Today, we’re unveiling a new name for our company: Dialpad.
(We’ve also got some great news about our corporate momentum and a keynote I’m giving this week in Florida--scroll down to the bottom of this post for the details.)
The new name reflects the user experience at the core of all of our products: Connecting people via the phone.
You may not have pressed the buttons on a physical dialpad in years, but you see a dialpad every day. It’s embedded into the operating systems for the iPhone and Android phones. It shows up on smartwatches. You may soon see it on smart refrigerators and car dashboards. (Not that we advise dialing numbers while driving—that’s a good time to use voice commands, actually.) And it’s the first thing that appears in the Dialpad phone app after you sign in.
Even if you’re not actually pressing buttons on these virtual dialpads (because you’re selecting your favorite contacts by name or photo), their appearance in all these devices reminds you that you’re dialing a phone number. If you needed to, you could use that dialpad to reach any of the more than 6.8 billion phone numbers in service around the world.
Think about it: Almost every human on the planet is connected to the international phone network. It’s the closest thing we have to a universal social network, and the phone dialpad is the key to making that connection.

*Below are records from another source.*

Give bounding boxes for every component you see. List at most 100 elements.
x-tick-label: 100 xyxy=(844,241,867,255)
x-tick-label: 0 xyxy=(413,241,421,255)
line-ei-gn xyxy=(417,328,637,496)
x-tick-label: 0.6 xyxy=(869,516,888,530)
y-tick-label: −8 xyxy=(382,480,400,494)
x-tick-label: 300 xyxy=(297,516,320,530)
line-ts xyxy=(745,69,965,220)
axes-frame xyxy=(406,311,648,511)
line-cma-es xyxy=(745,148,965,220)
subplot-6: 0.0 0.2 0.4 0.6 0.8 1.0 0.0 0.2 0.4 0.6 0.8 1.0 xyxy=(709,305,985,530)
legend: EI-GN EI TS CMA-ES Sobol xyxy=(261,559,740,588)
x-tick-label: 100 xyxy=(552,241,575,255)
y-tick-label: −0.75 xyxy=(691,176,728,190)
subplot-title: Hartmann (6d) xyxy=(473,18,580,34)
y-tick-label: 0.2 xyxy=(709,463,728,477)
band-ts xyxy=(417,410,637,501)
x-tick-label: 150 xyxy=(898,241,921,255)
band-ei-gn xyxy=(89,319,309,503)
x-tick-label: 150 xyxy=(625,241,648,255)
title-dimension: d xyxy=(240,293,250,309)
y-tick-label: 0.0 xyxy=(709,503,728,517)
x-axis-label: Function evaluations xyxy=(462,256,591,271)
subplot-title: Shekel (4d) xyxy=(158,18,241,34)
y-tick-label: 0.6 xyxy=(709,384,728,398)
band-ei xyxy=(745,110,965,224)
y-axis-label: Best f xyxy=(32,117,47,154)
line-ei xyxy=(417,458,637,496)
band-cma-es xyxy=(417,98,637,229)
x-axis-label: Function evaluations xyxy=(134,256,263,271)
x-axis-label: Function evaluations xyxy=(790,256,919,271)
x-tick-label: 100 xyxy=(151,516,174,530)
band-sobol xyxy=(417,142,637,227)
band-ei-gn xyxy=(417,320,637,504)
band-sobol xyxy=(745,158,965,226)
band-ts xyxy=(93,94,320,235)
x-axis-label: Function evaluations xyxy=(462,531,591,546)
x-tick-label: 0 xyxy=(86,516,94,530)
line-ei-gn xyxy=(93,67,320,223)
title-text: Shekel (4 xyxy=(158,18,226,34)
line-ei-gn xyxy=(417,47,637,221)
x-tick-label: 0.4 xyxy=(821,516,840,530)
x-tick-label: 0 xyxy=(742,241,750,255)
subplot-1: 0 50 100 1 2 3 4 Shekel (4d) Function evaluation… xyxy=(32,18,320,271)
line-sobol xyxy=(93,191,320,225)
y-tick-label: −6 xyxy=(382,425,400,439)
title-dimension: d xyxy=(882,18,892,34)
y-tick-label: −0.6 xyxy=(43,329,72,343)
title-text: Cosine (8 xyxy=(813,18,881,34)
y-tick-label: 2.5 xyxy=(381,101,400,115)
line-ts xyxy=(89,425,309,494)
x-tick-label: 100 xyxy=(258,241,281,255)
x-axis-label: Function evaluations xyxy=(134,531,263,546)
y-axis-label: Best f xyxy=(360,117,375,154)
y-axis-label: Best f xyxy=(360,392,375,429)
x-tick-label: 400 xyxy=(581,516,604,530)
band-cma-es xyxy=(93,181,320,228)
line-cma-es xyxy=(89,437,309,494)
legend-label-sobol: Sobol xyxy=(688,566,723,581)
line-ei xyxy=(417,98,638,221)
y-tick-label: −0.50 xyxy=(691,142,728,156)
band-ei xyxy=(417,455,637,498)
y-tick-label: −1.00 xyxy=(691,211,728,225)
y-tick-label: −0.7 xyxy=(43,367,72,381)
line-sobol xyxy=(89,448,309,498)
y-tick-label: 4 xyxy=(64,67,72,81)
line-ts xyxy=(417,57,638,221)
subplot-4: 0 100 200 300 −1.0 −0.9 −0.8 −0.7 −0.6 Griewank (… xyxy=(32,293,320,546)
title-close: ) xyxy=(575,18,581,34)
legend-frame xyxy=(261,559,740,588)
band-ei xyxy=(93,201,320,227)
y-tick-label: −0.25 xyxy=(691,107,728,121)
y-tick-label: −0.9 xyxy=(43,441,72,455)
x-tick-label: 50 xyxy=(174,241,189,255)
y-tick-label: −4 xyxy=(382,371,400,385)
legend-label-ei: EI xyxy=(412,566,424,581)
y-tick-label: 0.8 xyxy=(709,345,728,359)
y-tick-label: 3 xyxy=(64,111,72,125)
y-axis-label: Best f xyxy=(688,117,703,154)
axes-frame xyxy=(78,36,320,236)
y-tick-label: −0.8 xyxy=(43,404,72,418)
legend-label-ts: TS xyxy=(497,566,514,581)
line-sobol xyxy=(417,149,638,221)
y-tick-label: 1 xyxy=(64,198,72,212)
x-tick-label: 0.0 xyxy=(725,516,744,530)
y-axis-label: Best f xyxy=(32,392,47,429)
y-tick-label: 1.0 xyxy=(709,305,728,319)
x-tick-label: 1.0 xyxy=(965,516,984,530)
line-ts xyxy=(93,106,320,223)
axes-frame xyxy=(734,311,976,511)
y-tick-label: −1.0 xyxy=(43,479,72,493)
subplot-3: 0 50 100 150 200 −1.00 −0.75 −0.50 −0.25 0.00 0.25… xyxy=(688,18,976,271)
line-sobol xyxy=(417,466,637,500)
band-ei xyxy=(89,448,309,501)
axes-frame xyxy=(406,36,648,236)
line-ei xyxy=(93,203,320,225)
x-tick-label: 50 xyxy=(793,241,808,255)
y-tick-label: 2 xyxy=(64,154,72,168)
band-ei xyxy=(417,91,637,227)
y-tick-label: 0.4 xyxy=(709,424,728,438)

Our new name also reflects our user-centric approach to making products. Most telephone technologies are designed to fit the needs of telcos, not end users or companies. As a result, phone technologies have lagged behind in the 20th century even while cloud and mobile technologies have driven business forward into the 21st. Right now, the business phone represents such a huge drag on productivity that many people feel like the phone is over.
We’re here to tell you: The phone is not over. It remains the best way to do business in many, many situations. We believe the phone simply hasn’t been built right, with end-users and IT people in mind, until now.
We designed Dialpad to fit the real-world needs of today’s workers and the modern enterprise. It provides an easy-to-use, unified dialpad for access to voice, video, text messaging, and meetings across any device—and within other applications, including Microsoft Office 365 and Google for Work.
And yes, we’ll continue to provide UberConference—that’s not going away either.
Our mission is to make using the phone fun, easy, and productive again. It all starts with a dialpad, but it definitely doesn’t end there.
That’s why we chose the name Dialpad.
Note: I’ll be in Google's keynote at Enterprise Connect tomorrow, Tuesday, March 8 in Orlando, Florida, along with Motorola CIO Greg Meyers and Google Technology Evangelist for Google for Work Adam Swidler. If you’re in Florida, I’d love to see you and hear from you there. Or follow along on Twitter with @DialpadHQ from 11:00-11:30 am EST.
We are also stoked to announce a few additions to our executive team. Morgan Norman is Dialpad’s new Vice President of Marketing, joining us after NetSuite and Zuora. Steve Milner, Dialpad’s new Vice President of Sales, joins us from Rackspace. And Omar Lee, Dialpad’s new Head of Design, joins us from YouTube/Google. Read all about these talented executives in our press release.
And we’re very pleased to note that Android co-founder Rich Miner has joined Dialpad’s board of directors.